Cite as: https://hdl.handle.net/11858/00-001M-0000-0029-C90E-F
Abstract
The Ig superfamily member CD147 is upregulated following T cell activation and was shown to serve as a negative regulator of T cell proliferation. Thus, Abs targeting CD147 are being tested as new treatment strategies for cancer and autoimmune diseases. How CD147 mediates immunosuppression and whether association with other coreceptor complexes is needed have remained unknown. In the current study, we show that silencing of CD147 in human T cells increases IL-2 production without affecting the TCR proximal signaling components.
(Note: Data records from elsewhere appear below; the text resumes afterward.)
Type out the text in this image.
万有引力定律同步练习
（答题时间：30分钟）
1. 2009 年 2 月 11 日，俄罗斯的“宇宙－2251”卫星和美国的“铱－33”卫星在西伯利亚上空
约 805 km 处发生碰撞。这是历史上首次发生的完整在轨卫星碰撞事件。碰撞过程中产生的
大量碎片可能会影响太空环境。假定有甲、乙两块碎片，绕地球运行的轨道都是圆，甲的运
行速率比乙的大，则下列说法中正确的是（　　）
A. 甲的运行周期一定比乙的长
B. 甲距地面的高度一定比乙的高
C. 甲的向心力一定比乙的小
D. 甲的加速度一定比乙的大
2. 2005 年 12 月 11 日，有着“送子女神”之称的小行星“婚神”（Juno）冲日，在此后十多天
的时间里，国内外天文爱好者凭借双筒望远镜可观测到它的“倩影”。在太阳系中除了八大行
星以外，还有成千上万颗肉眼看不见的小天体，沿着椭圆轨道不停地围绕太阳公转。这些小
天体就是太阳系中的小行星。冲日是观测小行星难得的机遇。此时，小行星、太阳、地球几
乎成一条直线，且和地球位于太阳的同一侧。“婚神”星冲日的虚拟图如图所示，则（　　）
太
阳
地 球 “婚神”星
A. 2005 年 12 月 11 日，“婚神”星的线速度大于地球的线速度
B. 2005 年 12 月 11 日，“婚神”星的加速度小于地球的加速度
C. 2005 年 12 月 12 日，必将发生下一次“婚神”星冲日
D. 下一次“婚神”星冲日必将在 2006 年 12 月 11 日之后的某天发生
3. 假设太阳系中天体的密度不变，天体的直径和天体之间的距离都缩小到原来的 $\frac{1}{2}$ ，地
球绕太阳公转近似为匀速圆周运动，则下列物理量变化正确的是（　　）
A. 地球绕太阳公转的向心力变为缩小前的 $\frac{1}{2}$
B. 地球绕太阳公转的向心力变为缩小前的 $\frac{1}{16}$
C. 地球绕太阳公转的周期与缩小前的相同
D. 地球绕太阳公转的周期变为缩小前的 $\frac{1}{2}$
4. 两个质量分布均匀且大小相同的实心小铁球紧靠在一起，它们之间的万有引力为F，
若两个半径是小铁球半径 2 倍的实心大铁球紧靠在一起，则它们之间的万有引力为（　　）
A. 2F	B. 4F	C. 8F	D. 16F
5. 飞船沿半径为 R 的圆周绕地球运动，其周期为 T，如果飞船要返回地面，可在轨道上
We mapped the immunosuppressive moieties of CD147 to its transmembrane domain and Ig-like domain II. Using affinity purification combined with mass spectrometry, we determined the domain specificity of CD147 interaction partners and identified the calcium exporter plasma membrane calcium ATPase isoform 4 (PMCA4) as the interaction partner of the immunosuppressive moieties of CD147. CD147 does not control the proper membrane localization of PMCA4, but PMCA4 is essential for the CD147-dependent inhibition of IL-2 expression via a calcium-independent mechanism. In summary, our data show that CD147 interacts via its immunomodulatory domains with PMCA4 to bypass TCR proximal signaling and inhibit IL-2 expression.